Une caractéristique très importante dans la population aborigène de la Grande Canarie est le grand intérêt pour les sports, la plupart d’eux ont survécu jusqu’à nos jours, tel est le cas de la lutte canarienne, qui se caractérise par sa valeur, sa noblesse et son art dans la pratique. Cette ancienne pratique avec la voile latine, conforment les deux sports autochtones les plus populaires avec beaucoup des supporters dans toute l’île.

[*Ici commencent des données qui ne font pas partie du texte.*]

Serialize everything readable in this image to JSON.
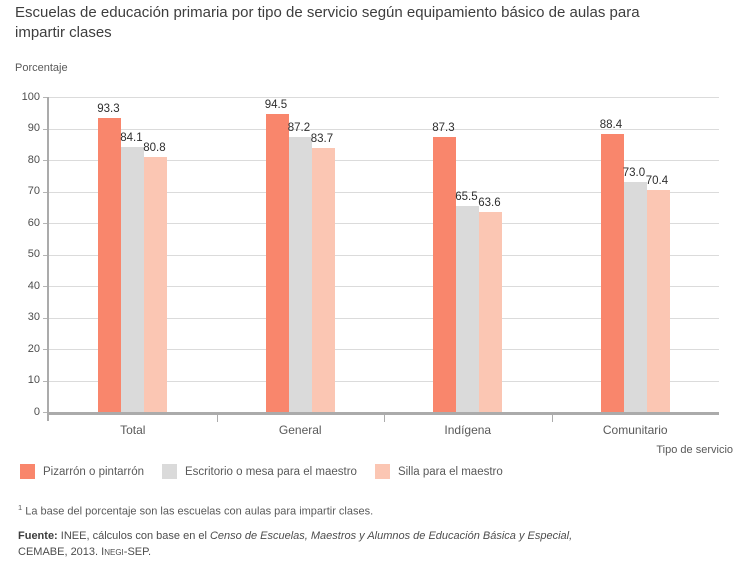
{
  "title": "Escuelas de educación primaria por tipo de servicio según equipamiento básico de aulas para impartir clases",
  "chart_data": {
    "type": "bar",
    "title": "Escuelas de educación primaria por tipo de servicio según equipamiento básico de aulas para impartir clases",
    "ylabel": "Porcentaje",
    "xlabel": "Tipo de servicio",
    "ylim": [
      0,
      100
    ],
    "yticks": [
      100,
      90,
      80,
      70,
      60,
      50,
      40,
      30,
      20,
      10,
      0
    ],
    "grid": true,
    "legend_position": "bottom",
    "categories": [
      "Total",
      "General",
      "Indígena",
      "Comunitario"
    ],
    "series": [
      {
        "name": "Pizarrón o pintarrón",
        "color": "#F9866C",
        "values": [
          93.3,
          94.5,
          87.3,
          88.4
        ]
      },
      {
        "name": "Escritorio o mesa para el maestro",
        "color": "#DADADA",
        "values": [
          84.1,
          87.2,
          65.5,
          73.0
        ]
      },
      {
        "name": "Silla para el maestro",
        "color": "#FBC6B3",
        "values": [
          80.8,
          83.7,
          63.6,
          70.4
        ]
      }
    ]
  },
  "footnote": {
    "marker": "1",
    "text": "La base del porcentaje son las escuelas con aulas para impartir clases."
  },
  "source": {
    "label": "Fuente:",
    "line1_regular": " INEE, cálculos con base en el ",
    "line1_italic": "Censo de Escuelas, Maestros y Alumnos de Educación Básica y Especial,",
    "line2_prefix": "CEMABE, 2013. ",
    "line2_smallcaps": "Inegi",
    "line2_suffix": "-SEP."
  },
  "colors": {
    "series_1": "#F9866C",
    "series_2": "#DADADA",
    "series_3": "#FBC6B3",
    "gridline": "#DBDBDB",
    "axis_line": "#ABABAB",
    "title_text": "#3E3E3E",
    "axis_text": "#595959"
  }
}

Néanmoins, il existe d’autres jeux dans lesquels les traditions reçues par le peuple canarien sont évidentes, tel est le cas du jeu de bâton, la lutte du gourdin et le saut de bâton. Ces disciplines nous démontrent que les aborigènes de l’île avaient une grande habilitée avec le maniement du bâton dans la lutte contre ses ennemis. D’autres sports d’effort et habilité, tel est le cas de la levé de la charrue, le ballon-main, la boule canarienne, le traînage de bétail ou la levée et le tir de pierre, tous de grande beauté et très enracinés dans la population.

La Lutte canarienne
Les récits historiques font déjà référence à la pratique de la lutte canarienne à l’époque des anciens habitants des Canaries qui l’utilisaient bien pour résoudre des conflits domestiques, bien pour résoudre des problèmes sur la propriété des terrains. Ce sport se pratique dans un cercle de sable qui s’appelle terrero (terrain). Sur ce cercle, deux lutteurs essaient, à l’aide de l’effort de lutte contre lutte et d’astuce, de faire tomber l’opposant. La lutte finit quand l’un des joueurs touche le sable avec n’importe quelle partie de son corps, sauf ces pieds évidemment. La preuve palpable de noblesse de jeu de ce sport autochtone, et qui a toujours surpris les premiers chroniqueurs et tous les étrangers qui ont eu l’opportunité d’y assister, est le geste de tendre la main au vaincu pour le lever, l’embrasser et finalement, l’accompagner jusqu’à sa place. La lutte canarienne possède un vêtement qui se compose d’un pantalon long qui se retrousse jusqu’aux cuisses, duquel l’opposant s’y prend et une chemise par-dessous la ceinture. Tout ceci comporte l’habillement du lutteur, il ne porte pas de chaussures. Ce sport autochtone s’organise à travers la Fédération de Lutte Canarienne, fondée en 1943. Sa représentation sur l’île de la Grande Canarie ce fait à travers la Fédération Insulaire de Lutte Canarienne.


La Voile Latine
Quant à sa popularité, la voile latine est aussi importante que les autres sports autochtones de l’île de la Grande Canarie. L’origine de ce sport est encore inconnue, bien entendu que les chercheurs affirment que les aborigènes construisaient déjà des embarcations en bois. Ce métier si particulier consiste en la compétition de petits bateaux avec des voiles de trois pointes, il se caractérise aussi par la disproportion entre le canot (le casque) et la voile. Effectivement, le canot mesure 6,55 mètres de longueur, 2,37 mètres de largeur et 1’35 mètres de creux. Ces proportions si petites s’opposent aux grandes dimensions de la voile qui peuvent atteindre les 12 ou 13,5 mètres. Cette différence de proportions fait que le canot ne puisse pas se maintenir à flot sans l’aide très astucieuse de l’équipage, lequel doit mouvoir de lest pour pouvoir manœuvrer. La voile latine se pratique sur le littoral de la côte de Las Palmas de Grande Canarie (la capitale) entre les mois d’avril et octobre, pour ainsi pouvoir profiter des vents alizés. Évidemment, ce sport est suivi par de très nombreux supporters de la population de l’île. De même que la lutte canarienne, la voile latine s’organise en tant que fédération.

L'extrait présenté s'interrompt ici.